Emotional unbegreiflich aber finde ich: Wie konnten so viele christlich erzogene, zum Teil tiefgläubige Menschen diese menschenfeindliche Ideologie unterstützen, ja sich zu eigen machen? Und das mit den krudesten Argumentationen. Die Antworten auf diese Frage darauf fallen sehr verschieden aus. Vorurteile bis hin zum Hass, blinder Gehorsam, gedankenloses Mitläufertum – all das hat sicherlich dazu beigetragen, dass ein großer Teil der Deutschen, der Hamburgerinnen und Hamburger, die Verfolgung von Minderheiten gutgeheißen oder zumindest mitgetragen hat. Von jüdischen Zeitzeugen kennen wir entsprechende Aussagen, die von totaler Verstörung geprägt sind: „Von einem Tag auf den anderen haben unsere Nachbarn nicht mehr mit uns gesprochen, haben uns beschimpft und verjagt.“
Und nun stehe ich hier an diesem Ort und denke: Es ist kaum zu glauben, dass eine Steigerung noch möglich ist. Aber sie ist möglich. Wenn es schon unbegreiflich ist, dass Nachbarn ihre Nachbarn verraten haben oder dass deutsche Familienväter zu Mördern wurden und Männer, Frauen und Kinder erschossen, vergast oder zu Tode geprügelt haben – wer vermag es zu fassen, dass kranke und behinderte Menschen von denen ans Messer geliefert wurden, die sie eigentlich pflegen und schützen sollten? Aber sie haben es getan, und daran erinnert diese Stolperschwelle.

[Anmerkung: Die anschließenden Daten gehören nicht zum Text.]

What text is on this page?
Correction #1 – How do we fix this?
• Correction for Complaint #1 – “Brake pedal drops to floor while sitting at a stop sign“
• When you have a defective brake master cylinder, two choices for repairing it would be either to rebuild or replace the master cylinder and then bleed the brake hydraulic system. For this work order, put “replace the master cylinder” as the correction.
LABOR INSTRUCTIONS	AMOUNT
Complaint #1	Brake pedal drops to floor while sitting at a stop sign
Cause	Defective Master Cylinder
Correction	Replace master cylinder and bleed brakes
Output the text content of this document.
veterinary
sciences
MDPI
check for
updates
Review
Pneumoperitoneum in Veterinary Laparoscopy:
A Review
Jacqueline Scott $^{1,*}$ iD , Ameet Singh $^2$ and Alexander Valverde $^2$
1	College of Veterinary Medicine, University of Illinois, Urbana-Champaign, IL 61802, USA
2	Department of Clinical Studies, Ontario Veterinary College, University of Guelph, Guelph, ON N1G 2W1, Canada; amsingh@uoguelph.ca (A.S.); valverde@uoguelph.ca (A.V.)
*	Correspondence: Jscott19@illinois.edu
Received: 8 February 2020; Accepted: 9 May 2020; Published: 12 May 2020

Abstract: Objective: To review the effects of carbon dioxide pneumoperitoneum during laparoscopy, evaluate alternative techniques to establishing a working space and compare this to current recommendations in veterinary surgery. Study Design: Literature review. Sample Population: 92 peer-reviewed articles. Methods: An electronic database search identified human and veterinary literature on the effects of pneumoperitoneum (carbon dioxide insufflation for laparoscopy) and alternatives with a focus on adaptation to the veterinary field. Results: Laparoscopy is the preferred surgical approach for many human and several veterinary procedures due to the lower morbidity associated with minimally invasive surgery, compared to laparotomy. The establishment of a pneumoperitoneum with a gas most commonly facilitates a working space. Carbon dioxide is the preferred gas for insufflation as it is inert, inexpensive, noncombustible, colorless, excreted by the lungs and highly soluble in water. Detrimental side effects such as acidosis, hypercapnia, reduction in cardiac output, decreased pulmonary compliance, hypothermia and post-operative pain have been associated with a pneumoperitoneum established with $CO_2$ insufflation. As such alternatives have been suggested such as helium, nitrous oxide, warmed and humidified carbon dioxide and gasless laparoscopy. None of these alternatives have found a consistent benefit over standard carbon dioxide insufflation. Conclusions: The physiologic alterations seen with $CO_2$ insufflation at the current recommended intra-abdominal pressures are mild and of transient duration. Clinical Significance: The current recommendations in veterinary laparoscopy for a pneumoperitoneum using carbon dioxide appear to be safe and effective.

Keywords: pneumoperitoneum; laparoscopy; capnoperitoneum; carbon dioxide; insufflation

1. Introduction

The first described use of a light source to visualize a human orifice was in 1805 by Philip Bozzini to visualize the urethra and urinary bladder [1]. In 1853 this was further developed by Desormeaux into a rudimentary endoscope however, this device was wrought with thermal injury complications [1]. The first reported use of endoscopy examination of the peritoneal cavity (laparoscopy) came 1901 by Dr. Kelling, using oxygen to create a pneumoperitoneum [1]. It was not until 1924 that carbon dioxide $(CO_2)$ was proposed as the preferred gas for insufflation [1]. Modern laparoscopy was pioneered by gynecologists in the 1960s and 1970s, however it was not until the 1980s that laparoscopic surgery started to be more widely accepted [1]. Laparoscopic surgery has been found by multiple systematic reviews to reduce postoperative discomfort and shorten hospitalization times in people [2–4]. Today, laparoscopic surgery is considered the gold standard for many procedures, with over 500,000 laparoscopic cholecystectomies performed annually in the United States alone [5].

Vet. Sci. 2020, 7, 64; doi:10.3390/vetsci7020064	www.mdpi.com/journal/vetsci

Schwestern und Pfleger, Ärzte und Pastoren haben es nicht nur zugelassen, sondern aktiv daran mitgewirkt, dass die ihnen anvertrauten Schützlinge wie Vieh verladen und in Arbeits- und Vernichtungslager abtransportiert wurden. Auch hier zuerst die Juden, dann aber auch all die anderen. Und das in einer Einrichtung, deren Gründungsgeist Heinrich Sengelmann mit seinem berühmten Zitat beschrieben hatte: „Wir haben es nicht mit ‚Fällen‘ zu thun, sondern mit Mitmenschen, in denen auch eine Seele wohnt, wenn auch eine verhüllte.“ Zwei Generationen später gaben seine Nachfolger ihren Schützlingen auf dem Weg in die Vernichtungslager ein Schreiben mit, dessen letzter Satz lautete: „Wir bitten bei einem eventuellen Ableben des Patienten um Zusendung des Gehirns für unsere Sammlung.“
Das Herz stolpert – was für ein Abgrund! Und so kann ich nur erschüttert davor stehen und bitten: Möge die Betroffenen und ihre Angehörigen, möge die Welt und möge Gott es seiner Kirche verzeihen, dass sie in entscheidender Stunde so dermaßen versagt hat. Dass sie nicht klarer Christus bekannt und deutlicher widerstanden und inniger gegen diese Menschenverachtung angeliebt hat. Lasst uns nicht aufhören, daran zu erinnern, wozu der Mensch fähig ist. Denn das menschliche Gedächtnis ist kurz. Jede Gesellschaft neigt dazu, die Schwachen entweder durch aktives Handeln oder durch gleichgültiges Zuschauen auszugrenzen, – und wir als Kirche müssen klar und deutlich und immer wieder für sie eintreten. Manchmal vielleicht einfach dadurch, dass wir die Bibel ganz wörtlich nehmen. Zum Beispiel mit einem Lieblingswort von Heinrich Sengelmann: „Tu deinen Mund auf für die Stummen und für die Sache aller, die verlassen sind.“ Das ist keine Frage mehr, sondern Antwort der Zukunft – und dem zu folgen, dazu helfe uns Gott.